Communication is an Art – work together

Communication is an Art – work together

One of the most important things I have always strived for is communication – everyone should know what everyone else is doing. This speeds response to customers and empowers everyone in the organization to make decisions.

When I worked at Milliken we underwent a lot of training focusing on Japanese management technics. If everyone had a consistent desk layout, papers organized the same, then you could sit at any desk and work.

This holds true in todays environment. I have pushed for this in our company with our IT strategy. I should be able to sit at any computer and see my same desktop I see anywhere else. My mapped drives, programs, etc. Well, we did it! We created images with all of our software installed and built common user profiles. With our IT company’s help they added network roaming to the domain so no matter where I sit down, I see MY COMPUTER desktop.

There will be more to follow on this ….

But, it brings me back to what prompted me to write this.

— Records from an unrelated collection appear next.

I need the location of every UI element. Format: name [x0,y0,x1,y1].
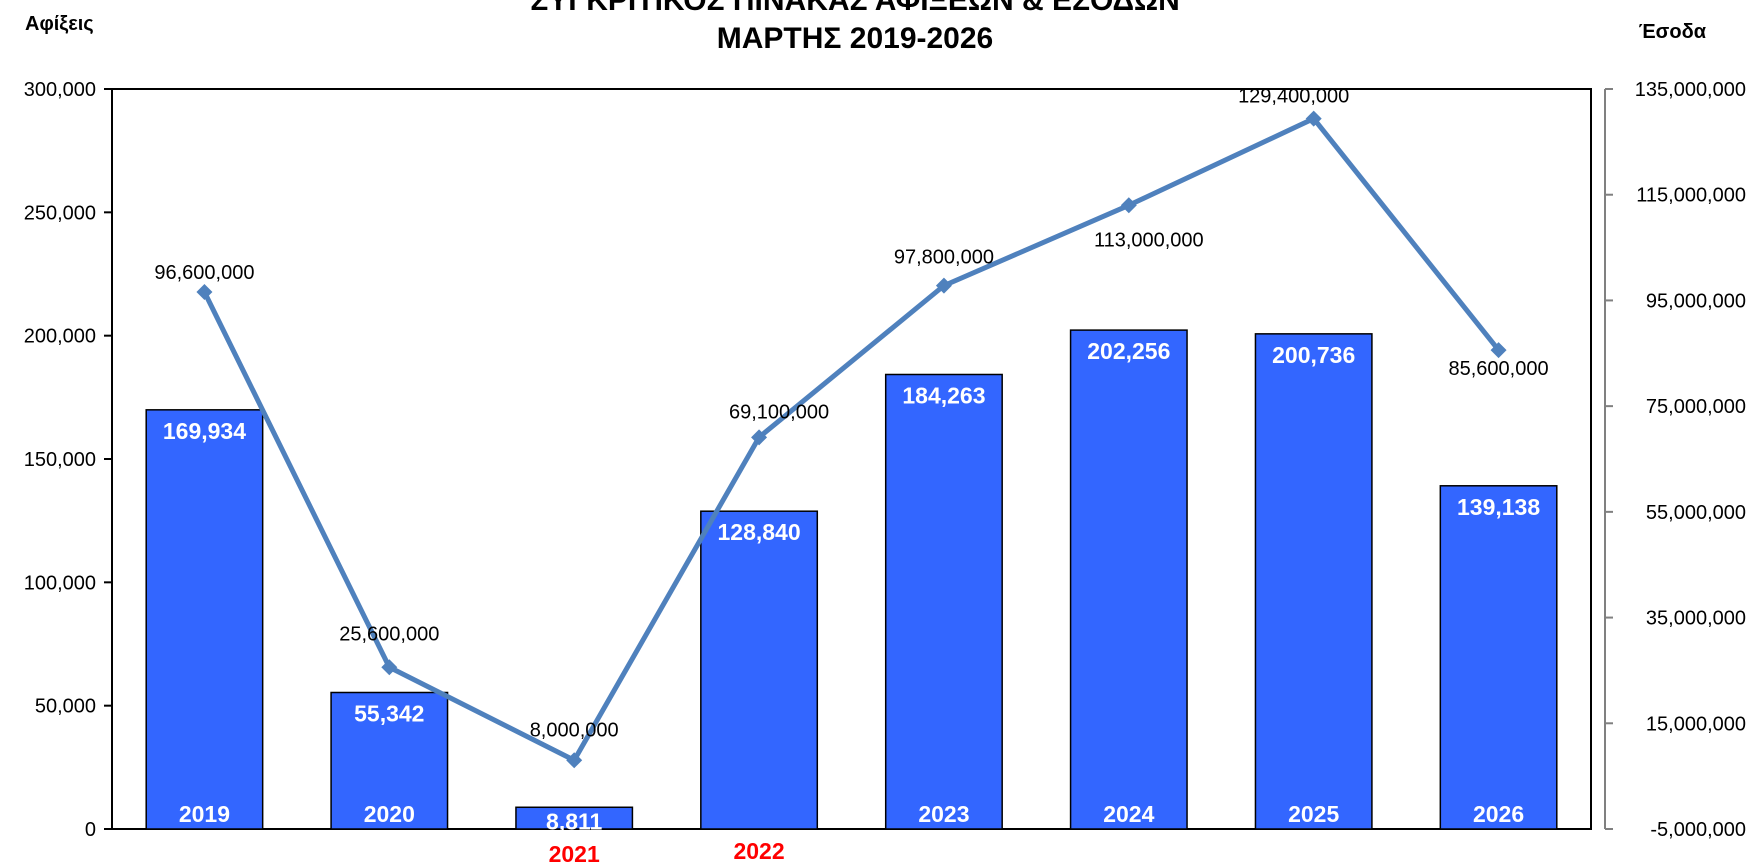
revenue-point-2026 [1490,342,1507,359]
category-label-2023: 2023 [918,801,969,827]
revenue-series: 96,600,000 25,600,000 8,000,000 69,100,000 9… [154,86,1549,769]
bar-2022 [700,510,819,830]
bar-2021 [515,806,634,830]
bar-value-label: 139,138 [1457,494,1540,520]
bar-value-label: 128,840 [717,519,800,545]
bar-value-label: 169,934 [163,418,246,444]
y-left-tick-label: 50,000 [35,696,96,718]
y-left-tick-label: 250,000 [24,202,96,224]
revenue-point-2020 [381,659,398,676]
revenue-value-label: 113,000,000 [1094,229,1204,251]
revenue-value-label: 97,800,000 [894,247,994,269]
y-right-tick-label: 15,000,000 [1646,713,1746,735]
bar-value-label: 55,342 [354,700,424,726]
revenue-point-2019 [196,283,213,300]
y-right-axis-title: Έσοδα [1639,21,1707,43]
revenue-value-label: 96,600,000 [154,262,254,284]
category-label-2025: 2025 [1288,801,1339,827]
bar-2019 [145,409,264,830]
y-right-tick-label: -5,000,000 [1650,819,1746,841]
y-left-tick-label: 200,000 [24,326,96,348]
y-right-tick-label: 55,000,000 [1646,502,1746,524]
bars: 169,934 55,342 8,811 128,840 184,263 202,256 2… [145,329,1558,834]
bar-2025 [1254,333,1373,830]
category-label-2019: 2019 [179,801,230,827]
revenue-point-2025 [1305,110,1322,127]
y-right-tick-label: 75,000,000 [1646,396,1746,418]
revenue-point-2022 [751,429,768,446]
bar-2024 [1069,329,1188,830]
bar-value-label: 184,263 [902,382,985,408]
y-left-tick-label: 150,000 [24,449,96,471]
bar-2023 [884,373,1003,830]
category-label-2020: 2020 [364,801,415,827]
revenue-point-2023 [935,277,952,294]
y-right-ticks: -5,000,000 15,000,000 35,000,000 55,000,000… [1605,79,1746,841]
category-label-2022: 2022 [733,838,784,864]
bar-2026 [1439,485,1558,830]
revenue-line [202,116,1501,763]
revenue-value-label: 129,400,000 [1238,86,1349,108]
y-left-tick-label: 0 [85,819,96,841]
revenue-point-2024 [1120,197,1137,214]
bar-value-label: 200,736 [1272,342,1355,368]
revenue-value-label: 25,600,000 [339,623,439,645]
y-right-tick-label: 115,000,000 [1636,185,1746,207]
y-right-tick-label: 35,000,000 [1646,608,1746,630]
revenue-value-label: 8,000,000 [530,719,619,741]
bar-value-label: 202,256 [1087,338,1170,364]
category-label-2026: 2026 [1473,801,1524,827]
y-left-ticks: 0 50,000 100,000 150,000 200,000 250,000 300,0… [24,79,112,841]
chart-title-line-2: ΜΑΡΤΗΣ 2019-2026 [717,22,993,55]
revenue-point-2021 [566,752,583,769]
category-label-2024: 2024 [1103,801,1154,827]
y-right-tick-label: 95,000,000 [1646,290,1746,312]
y-left-tick-label: 300,000 [24,79,96,101]
chart-title-line-1: ΣΥΓΚΡΙΤΙΚΟΣ ΠΙΝΑΚΑΣ ΑΦΙΞΕΩΝ & ΕΣΟΔΩΝ [530,0,1180,17]
revenue-value-label: 85,600,000 [1449,358,1549,380]
y-left-axis-title: Αφίξεις [25,13,94,35]
revenue-value-label: 69,100,000 [729,401,829,423]
category-labels: 2019 2020 2021 2022 2023 2024 2025 2026 [179,801,1524,865]
y-left-tick-label: 100,000 [24,572,96,594]
bar-value-label: 8,811 [546,808,602,834]
y-right-tick-label: 135,000,000 [1635,79,1746,101]
category-label-2021: 2021 [549,841,600,865]
bar-2020 [330,691,449,830]
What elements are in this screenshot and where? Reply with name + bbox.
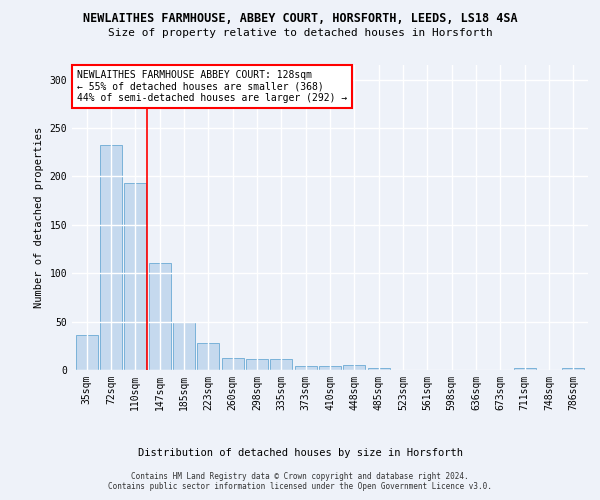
Text: Contains public sector information licensed under the Open Government Licence v3: Contains public sector information licen… xyxy=(108,482,492,491)
Bar xyxy=(149,262,170,370)
Text: NEWLAITHES FARMHOUSE ABBEY COURT: 128sqm
← 55% of detached houses are smaller (3: NEWLAITHES FARMHOUSE ABBEY COURT: 128sqm… xyxy=(77,70,347,103)
Bar xyxy=(343,365,365,370)
Text: Size of property relative to detached houses in Horsforth: Size of property relative to detached ho… xyxy=(107,28,493,38)
Text: Distribution of detached houses by size in Horsforth: Distribution of detached houses by size … xyxy=(137,448,463,458)
Bar xyxy=(562,368,584,370)
Y-axis label: Number of detached properties: Number of detached properties xyxy=(34,127,44,308)
Bar xyxy=(368,368,389,370)
Bar xyxy=(124,183,146,370)
Bar xyxy=(76,335,98,370)
Bar xyxy=(295,366,317,370)
Text: Contains HM Land Registry data © Crown copyright and database right 2024.: Contains HM Land Registry data © Crown c… xyxy=(131,472,469,481)
Text: NEWLAITHES FARMHOUSE, ABBEY COURT, HORSFORTH, LEEDS, LS18 4SA: NEWLAITHES FARMHOUSE, ABBEY COURT, HORSF… xyxy=(83,12,517,26)
Bar xyxy=(221,358,244,370)
Bar xyxy=(173,322,195,370)
Bar xyxy=(319,366,341,370)
Bar xyxy=(246,360,268,370)
Bar xyxy=(514,368,536,370)
Bar xyxy=(271,360,292,370)
Bar xyxy=(100,146,122,370)
Bar xyxy=(197,343,219,370)
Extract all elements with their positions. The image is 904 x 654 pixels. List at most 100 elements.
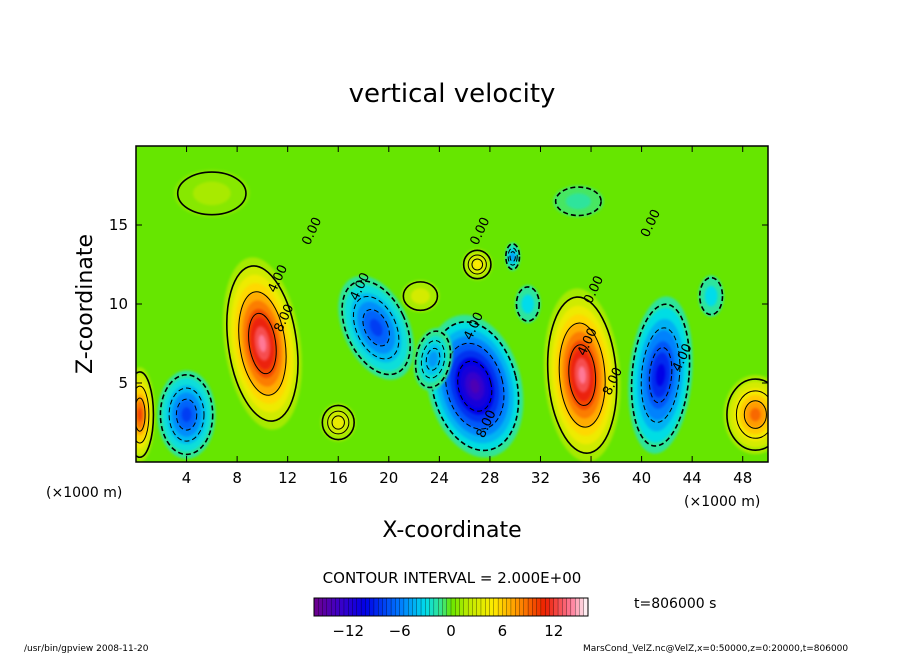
x-tick-label: 32 <box>531 469 550 487</box>
x-tick-label: 8 <box>232 469 242 487</box>
y-tick-label: 15 <box>109 216 128 234</box>
x-tick-label: 44 <box>683 469 702 487</box>
colorbar-tick-label: 0 <box>446 622 456 640</box>
contour-line <box>136 385 150 444</box>
colorbar-segment <box>489 597 495 617</box>
colorbar-segment <box>352 597 358 617</box>
velocity-ring <box>521 294 535 314</box>
colorbar-segment <box>553 597 559 617</box>
contour-line <box>136 397 146 432</box>
colorbar-segment <box>339 597 345 617</box>
contour-interval-text: CONTOUR INTERVAL = 2.000E+00 <box>323 569 582 587</box>
colorbar-segment <box>408 597 413 617</box>
colorbar-segment <box>579 597 585 617</box>
colorbar-segment <box>343 597 349 617</box>
contour-line <box>457 360 493 412</box>
velocity-ring <box>510 253 515 261</box>
footer-left: /usr/bin/gpview 2008-11-20 <box>24 644 149 654</box>
colorbar-segment <box>365 597 371 617</box>
colorbar-segment <box>378 597 383 617</box>
x-tick-label: 4 <box>182 469 192 487</box>
contour-line <box>726 378 768 451</box>
contour-line <box>558 322 606 428</box>
colorbar-segment <box>420 597 426 617</box>
contour-line <box>743 400 767 429</box>
contour-line <box>554 186 602 217</box>
contour-line <box>248 312 277 375</box>
contour-line <box>226 265 299 422</box>
colorbar-segment <box>549 597 555 617</box>
velocity-cell <box>698 275 724 317</box>
contour-line <box>420 340 446 379</box>
velocity-ring <box>137 407 142 422</box>
colorbar-segment <box>476 597 482 617</box>
colorbar-tick-label: −12 <box>332 622 364 640</box>
contour-line <box>175 398 198 431</box>
colorbar-tick-label: −6 <box>389 622 411 640</box>
colorbar-segment <box>450 597 456 617</box>
colorbar-tick-label: 12 <box>544 622 563 640</box>
colorbar-segment <box>557 597 563 617</box>
contour-line <box>321 404 355 441</box>
colorbar-segment <box>459 597 465 617</box>
velocity-ring <box>428 351 438 368</box>
colorbar-segment <box>485 597 490 617</box>
x-axis-label: X-coordinate <box>382 518 521 543</box>
velocity-cell <box>462 248 493 281</box>
x-tick-label: 28 <box>480 469 499 487</box>
y-tick-label: 10 <box>109 295 128 313</box>
velocity-cell <box>173 169 250 218</box>
colorbar-frame <box>313 597 589 617</box>
colorbar-segment <box>523 597 529 617</box>
colorbar-segment <box>527 597 533 617</box>
colorbar-segment <box>326 597 332 617</box>
colorbar-segment <box>412 597 418 617</box>
velocity-ring <box>750 408 761 422</box>
velocity-cell <box>505 242 521 271</box>
velocity-cell <box>222 257 302 430</box>
velocity-ring <box>181 407 192 422</box>
velocity-cell <box>136 367 155 462</box>
contour-line <box>509 251 516 263</box>
x-tick-label: 40 <box>632 469 651 487</box>
x-tick-label: 36 <box>581 469 600 487</box>
contour-line <box>238 291 287 396</box>
contour-line <box>698 276 724 316</box>
colorbar-segment <box>433 597 439 617</box>
contour-line <box>505 243 521 271</box>
colorbar-segment <box>322 597 328 617</box>
contour-line <box>471 258 484 271</box>
colorbar-segment <box>369 597 375 617</box>
colorbar-segment <box>313 597 319 617</box>
colorbar-segment <box>438 597 443 617</box>
contour-line <box>467 254 487 275</box>
velocity-ring <box>192 181 231 206</box>
contour-line <box>735 390 768 439</box>
colorbar-segment <box>566 597 572 617</box>
colorbar-segment <box>510 597 516 617</box>
y-axis-label: Z-coordinate <box>73 234 98 374</box>
x-tick-label: 48 <box>733 469 752 487</box>
velocity-cell <box>413 328 453 391</box>
x-tick-label: 24 <box>430 469 449 487</box>
colorbar-segment <box>532 597 538 617</box>
contour-line <box>507 247 518 266</box>
colorbar-segment <box>506 597 512 617</box>
y-tick-label: 5 <box>118 374 128 392</box>
colorbar-segment <box>335 597 341 617</box>
contour-line <box>568 344 597 406</box>
velocity-cell <box>515 285 541 323</box>
contour-line <box>176 171 247 216</box>
velocity-ring <box>473 260 482 269</box>
velocity-ring <box>565 193 592 210</box>
contour-line <box>425 347 441 371</box>
colorbar-segment <box>467 597 473 617</box>
velocity-cell <box>543 288 621 462</box>
colorbar-segment <box>390 597 396 617</box>
colorbar-segment <box>403 597 409 617</box>
colorbar-segment <box>429 597 435 617</box>
colorbar-segment <box>562 597 568 617</box>
colorbar-tick-label: 6 <box>498 622 508 640</box>
chart-title: vertical velocity <box>349 79 556 109</box>
contour-line <box>515 286 541 322</box>
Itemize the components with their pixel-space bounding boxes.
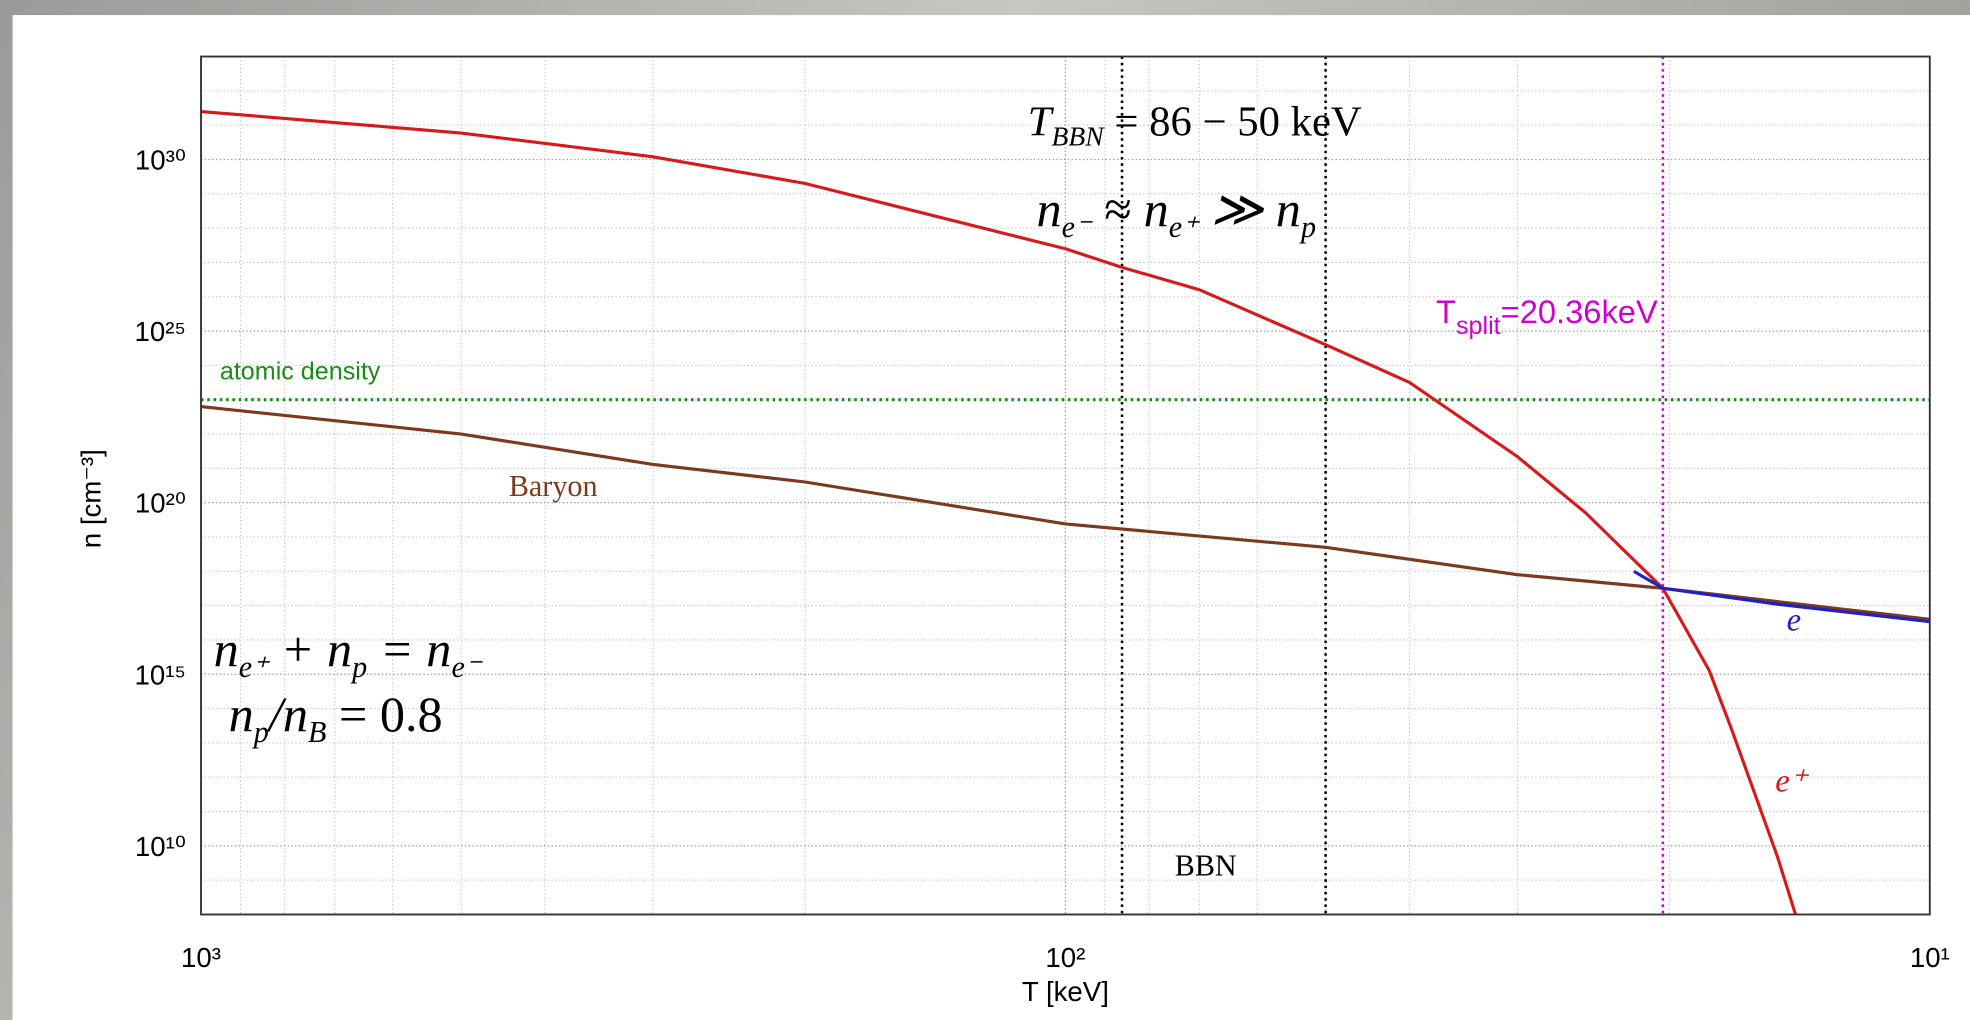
series-label: e⁺ [1775,763,1809,799]
annotation-part: ≈ n [1091,181,1169,237]
annotation-part: n [214,621,239,677]
annotation-part: T [1028,99,1055,146]
annotation: TBBN = 86 − 50 keV [1028,99,1362,152]
annotation-part: ≫ n [1198,181,1301,237]
plot: 10³ 10² 10¹ 10¹⁰ 10¹⁵ 10²⁰ 10²⁵ 10³⁰ [135,55,1950,973]
y-axis-label: n [cm⁻³] [76,449,107,548]
annotation: Tsplit=20.36keV [1436,293,1658,340]
annotation-part: =20.36keV [1501,293,1658,330]
hline-label: atomic density [220,357,381,385]
annotation-part: p [1299,210,1316,244]
annotation-part: BBN [1175,849,1237,883]
annotation-part: e⁺ [239,650,270,684]
annotation-part: BBN [1051,121,1105,152]
annotation: np/nB = 0.8 [229,686,443,749]
x-tick-label: 10¹ [1910,942,1950,973]
annotation-part: split [1456,312,1501,340]
x-axis-label: T [keV] [1022,976,1109,1007]
annotation-part: + n [268,621,352,677]
annotation-part: = 86 − 50 keV [1104,99,1362,146]
y-tick-label: 10¹⁵ [135,659,186,690]
series-label: e [1787,603,1802,639]
annotation: ne⁻ ≈ ne⁺ ≫ np [1037,181,1317,244]
annotation-part: p [252,715,269,749]
annotation-part: = 0.8 [326,686,442,742]
y-tick-label: 10³⁰ [135,145,186,176]
annotation-part: /n [266,686,308,742]
annotation-part: = n [367,621,451,677]
series-line [200,405,1930,621]
plot-area [201,56,1930,915]
annotation-part: n [1037,181,1062,237]
y-tick-label: 10²⁵ [135,316,186,347]
annotation-part: T [1436,293,1456,330]
annotation-part: e⁺ [1169,210,1200,244]
annotation-part: p [350,650,367,684]
series-label: Baryon [509,469,598,503]
series-line [200,109,1798,915]
annotation-part: e⁻ [1062,210,1093,244]
y-tick-label: 10¹⁰ [135,831,186,862]
x-tick-label: 10³ [181,942,221,973]
series-line [1633,569,1930,624]
annotation-part: B [308,715,326,749]
x-tick-label: 10² [1045,942,1085,973]
plot-frame [200,55,1931,916]
annotation-part: e⁻ [451,650,482,684]
annotation: ne⁺ + np = ne⁻ [214,621,483,684]
annotation-part: n [229,686,254,742]
annotation: BBN [1175,849,1237,883]
y-tick-label: 10²⁰ [135,488,186,519]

I am amazed at how compartmentalized companies are in how they work. We took multiple phone calls and emails from the same company today reporting a software problem. Each person that encountered it, reported it independently. Each person IGNORED our tech ticket system, except the first person who reported it. And, it was already a resolved, closed issue. Anyone could have logged in and checked the status.

Communication, consistency — can you work from someone else’s desk tomorrow? Do you know what to do if a customer calls them and asks a question? Send them to voice mail or help?